Friday, December 25, 2009

 

Avatar - seeing an alien civilization

Spoiler warning.

Three "rants" about Avatar: Sentient Developments: Avatar, the good, the bad and ugly, Clusterfuck Nation: Blue Christmas, A Most Stupendous & Audacious Undertaking: The REAL story of Avatar is in the ecology.

I too saw and loved the movie Avatar, with it's gorgeous 3D graphics and lush alien life. Like Kunstler, I see the theme/plot of the movie as being an attack on Western Civilization, as presently structured. Like Dvorsky, I see that the critique is not very strong - by creating a ridiculous straw-man of western civilization, and portraying it against lushest possible Noble Savage (Matt really hits this one on the head with Intelligent Design of Gaia post-singularity theory - genius!), he didn't give western civilization a chance.
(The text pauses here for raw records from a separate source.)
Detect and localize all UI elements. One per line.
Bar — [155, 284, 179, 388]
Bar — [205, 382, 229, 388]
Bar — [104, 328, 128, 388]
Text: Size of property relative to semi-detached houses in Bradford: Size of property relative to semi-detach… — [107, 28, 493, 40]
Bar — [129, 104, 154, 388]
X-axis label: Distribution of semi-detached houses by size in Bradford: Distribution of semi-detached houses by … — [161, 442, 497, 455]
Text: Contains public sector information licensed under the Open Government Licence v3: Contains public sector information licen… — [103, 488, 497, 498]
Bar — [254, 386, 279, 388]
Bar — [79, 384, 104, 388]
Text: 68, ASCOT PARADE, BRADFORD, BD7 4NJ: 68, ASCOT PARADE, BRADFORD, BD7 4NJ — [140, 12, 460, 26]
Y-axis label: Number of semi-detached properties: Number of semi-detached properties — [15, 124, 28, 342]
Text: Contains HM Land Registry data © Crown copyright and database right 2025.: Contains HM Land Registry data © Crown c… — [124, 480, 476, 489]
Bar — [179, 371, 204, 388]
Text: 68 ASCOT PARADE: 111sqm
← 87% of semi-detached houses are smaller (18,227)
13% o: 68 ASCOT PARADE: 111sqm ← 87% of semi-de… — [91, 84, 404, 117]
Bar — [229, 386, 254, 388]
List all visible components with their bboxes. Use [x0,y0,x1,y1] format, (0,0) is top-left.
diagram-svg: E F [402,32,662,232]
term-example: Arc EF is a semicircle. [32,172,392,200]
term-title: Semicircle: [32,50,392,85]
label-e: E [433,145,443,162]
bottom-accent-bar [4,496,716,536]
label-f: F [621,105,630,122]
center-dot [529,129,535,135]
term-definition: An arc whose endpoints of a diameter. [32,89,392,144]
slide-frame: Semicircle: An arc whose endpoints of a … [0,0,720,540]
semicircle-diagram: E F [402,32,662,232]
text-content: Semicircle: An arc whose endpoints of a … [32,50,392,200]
But, I want to draw attention here to two issues that all three overlooked: the role of the corporation and the role of the scientists.

Corporation: despite the fact that the CEO character didn't get all that much screen time, it was his bad decisions (to say yes to the military because of his need to deliver on the bottom line) that moved the plot along. I personally think that if you step back from the movie and think about this, you'll see that Cameron doesn't so much criticize western civilization and technology so much as the logic of the corporation and its resulting actions on Pandora. There is also a strong criticism of the military (or at least mercenary armies), of course. There were surely ways to get the "unobtainium" without strip-mining it, but as long as the corporation doesn't have to pay the externalities of strip-mining then all of its logic points in that direction. A more mature system of managing the world (or our interactions with another world) wouldn't be so narrowly focussed.

The role of the scientists is very analogous to the world today - you see in the movie that they get all kinds of funding, but have very little influence. The scientist leader makes lots of desperate attempts to prevent the violence by reporting on her progress, communicating with the aliens, etc, yet is ultimately gunned down as a traitor. Having just watched Climate Gate (an entirely fabricated attack on climate scientists) and the failure of Copenhagen (due to pretty much everyone but especially weak offerings from the US and copious blocking by China), the portrait of scientists as too focussed on little things and too ineffective at not only their own work, but at properly communicating it, rings all too true. I think it's especially worth noting that the scientists failed to realize that a warrior might be a good envoy to the warrior culture of the natives - to the point that even when one was forced upon them they were upset and failed to see the possibilities. Unfortunately our scientists don't have an active Gaia to come to their rescue and beat back the capitalists...

Anyway, I think talking about Avatar is a particularly good example of the meta-civ principle: seeing how it's done elsewhere can place how you do it in sharp contrast, which is useful...

Update: three more interesting links on Avatar: Hot Air: The Suicide Fantasy, The Story's Story: Thoughts on James Cameron’s Avatar and Neal Stephenson’s “Turn On, Tune In, Veg Out, and some slashdot comments: Slashdot: Anti-Technology Themes in James Cameron's Avatar.